Moreover, the Inflation Reduction Act, signed into law last year while seeking to cap the price of insulin at $35, has also provided the administration with the legislative firepower to penalize exorbitant increases in the prices of some drugs.
With Big Pharma running short of friends at the Hill, ABBV is unlikely to find support on that front.
Moreover, Humira’s patent protection ended on January 31, meaning competitors could now launch biosimilars, the biotech equivalent of generic drugs, to grab a piece of Humira’s billions of dollars in annual sales.
Since fierce litigation and patent protection was working to keep biosimilars of Humira, with a whole bunch approved as far back as 2016, off the market, the floodgates have opened now.
California-based Amgen Inc. (AMGN) did not need a second invitation. On January 31, its long-awaited Humira biosimilar, Amjevita, hit the market, signaling the end of the exclusive run of what was for years the country’s biggest-selling drug. Other Humira copycats are due to become available later this year.
ABBV is working to keep Humira on formularies with bigger discounts in a bid to keep patients on the branded therapy.

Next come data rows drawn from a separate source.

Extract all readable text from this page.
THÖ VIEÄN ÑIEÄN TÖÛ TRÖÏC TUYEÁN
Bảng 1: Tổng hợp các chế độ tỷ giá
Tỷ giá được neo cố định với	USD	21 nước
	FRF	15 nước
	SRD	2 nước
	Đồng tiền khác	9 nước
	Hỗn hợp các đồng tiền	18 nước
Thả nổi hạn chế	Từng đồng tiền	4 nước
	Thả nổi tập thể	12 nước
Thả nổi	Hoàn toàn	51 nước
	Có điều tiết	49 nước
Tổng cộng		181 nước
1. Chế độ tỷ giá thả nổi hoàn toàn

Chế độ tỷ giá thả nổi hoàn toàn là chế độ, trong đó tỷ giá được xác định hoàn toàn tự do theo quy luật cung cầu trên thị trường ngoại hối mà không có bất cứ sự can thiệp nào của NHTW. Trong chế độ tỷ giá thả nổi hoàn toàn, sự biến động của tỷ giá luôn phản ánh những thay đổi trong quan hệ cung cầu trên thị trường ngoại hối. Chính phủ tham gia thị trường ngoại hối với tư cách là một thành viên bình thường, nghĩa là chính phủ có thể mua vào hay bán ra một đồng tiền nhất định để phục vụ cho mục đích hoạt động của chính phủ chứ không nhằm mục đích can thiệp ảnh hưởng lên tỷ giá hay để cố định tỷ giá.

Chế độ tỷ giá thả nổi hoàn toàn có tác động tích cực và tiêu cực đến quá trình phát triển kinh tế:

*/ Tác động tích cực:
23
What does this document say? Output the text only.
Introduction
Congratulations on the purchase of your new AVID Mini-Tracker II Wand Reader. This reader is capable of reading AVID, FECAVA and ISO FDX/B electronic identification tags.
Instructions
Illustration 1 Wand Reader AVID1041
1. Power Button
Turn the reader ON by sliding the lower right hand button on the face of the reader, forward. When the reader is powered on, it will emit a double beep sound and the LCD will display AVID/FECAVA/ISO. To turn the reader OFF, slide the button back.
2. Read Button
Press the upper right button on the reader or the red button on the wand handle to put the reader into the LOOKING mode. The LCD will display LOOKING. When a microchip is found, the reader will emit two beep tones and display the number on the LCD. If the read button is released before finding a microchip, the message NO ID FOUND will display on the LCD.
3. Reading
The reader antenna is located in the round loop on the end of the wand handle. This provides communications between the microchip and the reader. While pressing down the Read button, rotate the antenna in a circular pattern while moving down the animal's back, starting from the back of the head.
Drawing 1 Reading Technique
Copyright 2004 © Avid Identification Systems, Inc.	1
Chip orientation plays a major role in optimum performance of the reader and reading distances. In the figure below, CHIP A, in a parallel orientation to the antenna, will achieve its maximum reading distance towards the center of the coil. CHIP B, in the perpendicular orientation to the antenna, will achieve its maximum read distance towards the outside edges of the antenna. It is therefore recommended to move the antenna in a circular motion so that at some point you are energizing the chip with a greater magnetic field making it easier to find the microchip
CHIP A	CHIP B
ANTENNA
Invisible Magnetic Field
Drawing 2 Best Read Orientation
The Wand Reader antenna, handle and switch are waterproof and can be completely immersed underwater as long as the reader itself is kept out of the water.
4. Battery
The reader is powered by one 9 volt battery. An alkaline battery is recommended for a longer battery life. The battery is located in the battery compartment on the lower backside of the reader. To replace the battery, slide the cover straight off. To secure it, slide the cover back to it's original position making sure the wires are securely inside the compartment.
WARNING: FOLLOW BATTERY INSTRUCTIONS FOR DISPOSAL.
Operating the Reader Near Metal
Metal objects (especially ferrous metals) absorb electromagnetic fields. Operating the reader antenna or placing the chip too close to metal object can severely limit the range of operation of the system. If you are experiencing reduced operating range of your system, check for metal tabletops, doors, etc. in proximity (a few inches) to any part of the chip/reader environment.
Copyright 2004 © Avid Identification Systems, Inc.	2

According to CEO Richard Gonzalez, if the company can “concede price” and maintain formulary access, “ultimately, many physicians will choose to leave the patient on the same therapy.”
Nevertheless, margins are set to shrink in what will increasingly become a red ocean. Meanwhile, the company is turning to next-generation successors while also betting on four drug approvals by the end of next year.
Moreover, ABBV is doing away with its self-imposed deal cap of $2 billion per year that was instituted to pay down debts when the company shelled out $63 billion to buy out Allergan in 2019 to create the fourth-largest drugmaker globally at the time.
Hence, after years of maximizing gains, in current circumstances, it would be wise for ABBV to play it safe and minimize losses from the ongoing litigations and keep its focus on finding new blue oceans to fish.